Jenkin’s Law

So if Bernard Jenkin does propose an amendment in the Commons to require a 40% threshold in an electoral reform referendum, can it be completely ignored on the grounds that he doesn’t have the support of 40% of his own electorate?

It must be opposite day

It’s not hard to find the Taxpayers Alliance denouncing governmental waste and criticising elected officials who have wasted public money. So, it’s quite easy to guess what they’re going to say when an MP is ordered to repay £60,000 of his expenses, isn’t it?

Come on, have a guess – will it be to demand that he should pay back even more? Perhaps they’ll even call for him to resign immediately and face the music from his constituents? Whatever, I’m sure it will be the usual mix of righteous indignation and moral/financial superiority that characterises most emissions from the TPA. I’m sure I wouldn’t want to be that MP when the chief executive of the TPA has his say about me. After all, they’re a group not known for their equivocation in condemning waste, or accepting any sort of excuse in their quest to stand up for the ordinary taxpayer:

Taxpayers’ Alliance chief executive Matthew Elliot, whose group has been furiously campaigning for Westminster expenses reform, said he believed Mr Jenkin was “hard-done-by”.

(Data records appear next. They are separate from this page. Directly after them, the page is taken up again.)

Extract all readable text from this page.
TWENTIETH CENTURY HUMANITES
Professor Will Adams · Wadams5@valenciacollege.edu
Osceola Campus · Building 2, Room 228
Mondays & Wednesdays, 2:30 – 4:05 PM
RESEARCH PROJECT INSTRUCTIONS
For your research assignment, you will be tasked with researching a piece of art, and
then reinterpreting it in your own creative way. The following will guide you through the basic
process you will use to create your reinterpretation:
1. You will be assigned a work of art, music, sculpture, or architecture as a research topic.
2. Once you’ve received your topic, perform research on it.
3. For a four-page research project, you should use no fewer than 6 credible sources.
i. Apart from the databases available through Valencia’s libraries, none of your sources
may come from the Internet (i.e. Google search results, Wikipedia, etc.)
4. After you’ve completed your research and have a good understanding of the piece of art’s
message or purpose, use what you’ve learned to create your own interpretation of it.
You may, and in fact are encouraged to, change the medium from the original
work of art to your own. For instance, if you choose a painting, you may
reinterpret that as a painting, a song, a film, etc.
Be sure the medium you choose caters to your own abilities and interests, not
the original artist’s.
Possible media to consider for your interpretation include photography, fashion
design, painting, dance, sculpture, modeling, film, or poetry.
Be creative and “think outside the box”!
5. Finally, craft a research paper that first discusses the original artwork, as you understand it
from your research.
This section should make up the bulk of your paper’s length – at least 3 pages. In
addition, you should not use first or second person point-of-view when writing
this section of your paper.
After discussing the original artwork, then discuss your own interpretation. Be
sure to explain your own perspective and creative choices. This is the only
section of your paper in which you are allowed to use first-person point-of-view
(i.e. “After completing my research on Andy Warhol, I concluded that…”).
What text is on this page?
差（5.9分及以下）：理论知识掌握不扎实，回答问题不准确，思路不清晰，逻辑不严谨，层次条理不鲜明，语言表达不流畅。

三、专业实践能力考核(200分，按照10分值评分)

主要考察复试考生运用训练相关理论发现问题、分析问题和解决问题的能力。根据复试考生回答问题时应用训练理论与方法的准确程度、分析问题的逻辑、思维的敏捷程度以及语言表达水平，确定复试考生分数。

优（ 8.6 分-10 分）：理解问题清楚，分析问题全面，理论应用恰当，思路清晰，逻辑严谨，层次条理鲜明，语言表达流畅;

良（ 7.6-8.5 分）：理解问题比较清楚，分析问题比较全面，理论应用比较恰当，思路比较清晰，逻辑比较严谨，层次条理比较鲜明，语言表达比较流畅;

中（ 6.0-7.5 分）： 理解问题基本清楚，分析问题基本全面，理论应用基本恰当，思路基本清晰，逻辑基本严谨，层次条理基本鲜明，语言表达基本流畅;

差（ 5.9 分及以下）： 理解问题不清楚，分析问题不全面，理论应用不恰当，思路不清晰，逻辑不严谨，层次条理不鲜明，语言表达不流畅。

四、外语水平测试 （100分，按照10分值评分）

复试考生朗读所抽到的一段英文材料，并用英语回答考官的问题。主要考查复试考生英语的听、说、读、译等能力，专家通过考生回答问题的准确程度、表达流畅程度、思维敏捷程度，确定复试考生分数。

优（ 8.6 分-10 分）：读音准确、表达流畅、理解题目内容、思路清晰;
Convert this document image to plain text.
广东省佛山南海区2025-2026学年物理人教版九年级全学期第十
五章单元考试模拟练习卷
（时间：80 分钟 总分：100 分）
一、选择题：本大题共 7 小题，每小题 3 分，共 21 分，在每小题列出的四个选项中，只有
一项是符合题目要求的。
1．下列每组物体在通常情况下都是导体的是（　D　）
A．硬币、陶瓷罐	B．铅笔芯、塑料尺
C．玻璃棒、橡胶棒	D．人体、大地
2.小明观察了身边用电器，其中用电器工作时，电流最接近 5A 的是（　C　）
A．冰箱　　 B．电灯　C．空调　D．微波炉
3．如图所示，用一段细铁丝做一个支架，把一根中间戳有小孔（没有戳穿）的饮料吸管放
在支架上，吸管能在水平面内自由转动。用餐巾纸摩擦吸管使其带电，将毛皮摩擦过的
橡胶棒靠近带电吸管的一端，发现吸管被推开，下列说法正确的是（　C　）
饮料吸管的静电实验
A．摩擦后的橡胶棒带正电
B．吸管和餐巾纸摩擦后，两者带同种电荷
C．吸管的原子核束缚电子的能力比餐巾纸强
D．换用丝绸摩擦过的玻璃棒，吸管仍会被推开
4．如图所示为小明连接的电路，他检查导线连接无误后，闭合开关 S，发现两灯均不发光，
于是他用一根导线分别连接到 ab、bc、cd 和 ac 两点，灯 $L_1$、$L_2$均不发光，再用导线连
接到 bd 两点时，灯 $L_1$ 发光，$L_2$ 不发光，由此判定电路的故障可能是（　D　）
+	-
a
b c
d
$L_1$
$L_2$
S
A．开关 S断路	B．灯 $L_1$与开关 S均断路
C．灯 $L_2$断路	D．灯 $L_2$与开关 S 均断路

He said: “It seems unfair to pick out people such as Bernard Jenkin, because when he set up the agreement with the fees office and his wife’s sister’s property, they were fully aware of it.

“In fact my understanding is the rent was below the market value, so it wasn’t a bad deal for taxpayers.

“I do think that he’s been slightly hard-done-by when other MPs have done far worse and, frankly, got away with it.”

Oh well, maybe this leopard has changed its spots. Maybe the journalist was hoodwinked by an impostor claiming to Matthew Elliott. Maybe TPA HQ was playing opposite day, and Tom Parkes was the only journalist to call them for a quote while they were doing it. Or maybe all Tory MPs are given a ‘get out of TPA criticism free’ card.